Foreign-owned oil firms can find themselves subject to crippling environmental reviews. A year ago, as the state-owned natural gas giant Gazprom maneuvered to take over Royal Dutch Shell's control of the Sakhalin-2 Pacific coast oil-and-gas development, Mr. Mitvol arrived with a team of inspectors and declared that Shell had caused up to $50 billion in damage to the delicate local ecosystem. Within weeks, Shell sold its shares in the operation to Gazprom at a steep discount.

"If relations between a company and the authorities are good, inspectors tend not to find any problems," says Mikhail Krutikhin, an analyst with RusEnergy, an independent consultancy. "If relations are bad, all kinds of troubles can crop up."

22,000 pipeline bursts per year

Most of Russia's oil exports move through the vast 50,000-km pipeline network of Transneft, the state-owned pipeline monopoly, which offers little public information about its operations.

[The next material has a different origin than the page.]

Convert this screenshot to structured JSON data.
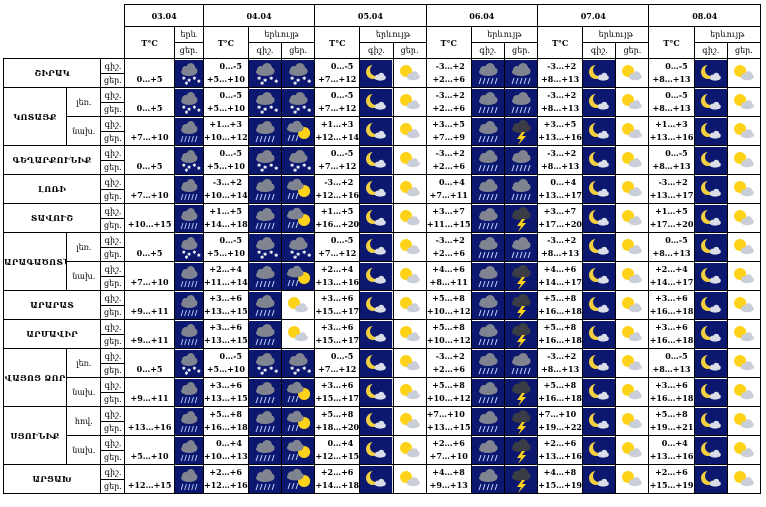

But according to Regnum, a Russian online business news service, the company suffers an average of about 10 serious leaks a year, including a 14,000-gallon spill last year on the Europe-bound Druzhba-1 pipeline.

Experts say the real nightmare is the million or so kilometers of local trunk pipelines that feed the Transneft system. "Almost all of these are obsolete, and there are spillages on a daily basis," says Alexei Kiselyov, a campaigner with Greenpeace Russia. Figures published in the World Bank's monthly World Finance Review suggest that oil pipeline bursts grew from about 19,000 in 2002 to more than 22,000 in 2005.

"Newly built facilities tend to be OK, but these are a tiny percentage of the total," says Mr. Kisleyov. "The majority are in terrible shape."

Russia is planning a vast expansion of its export network, including a 2,500-mile pipeline across eastern Siberia that would supply oil to China, east Asia, and the US.

But environmentalists say their biggest concern is planned expansion of oil and gas exploration in the untapped Arctic, particularly if Moscow's pending claim for economic control over nearly half a million square miles around the North Pole is approved by the United Nations. Russia estimates the region may contain up to 10 billion tons of petroleum.

"We're extremely worried about attempts to open the Arctic, which is still a unique and untouched ecosystem," says Mr. Slivyak. "The safety record of Russian oil and gas companies is very low, and there's little indication that they learn from incidents like what happened in Kerch this week. I fear that when they start exploring in the far north, we can expect the same kind of carelessness."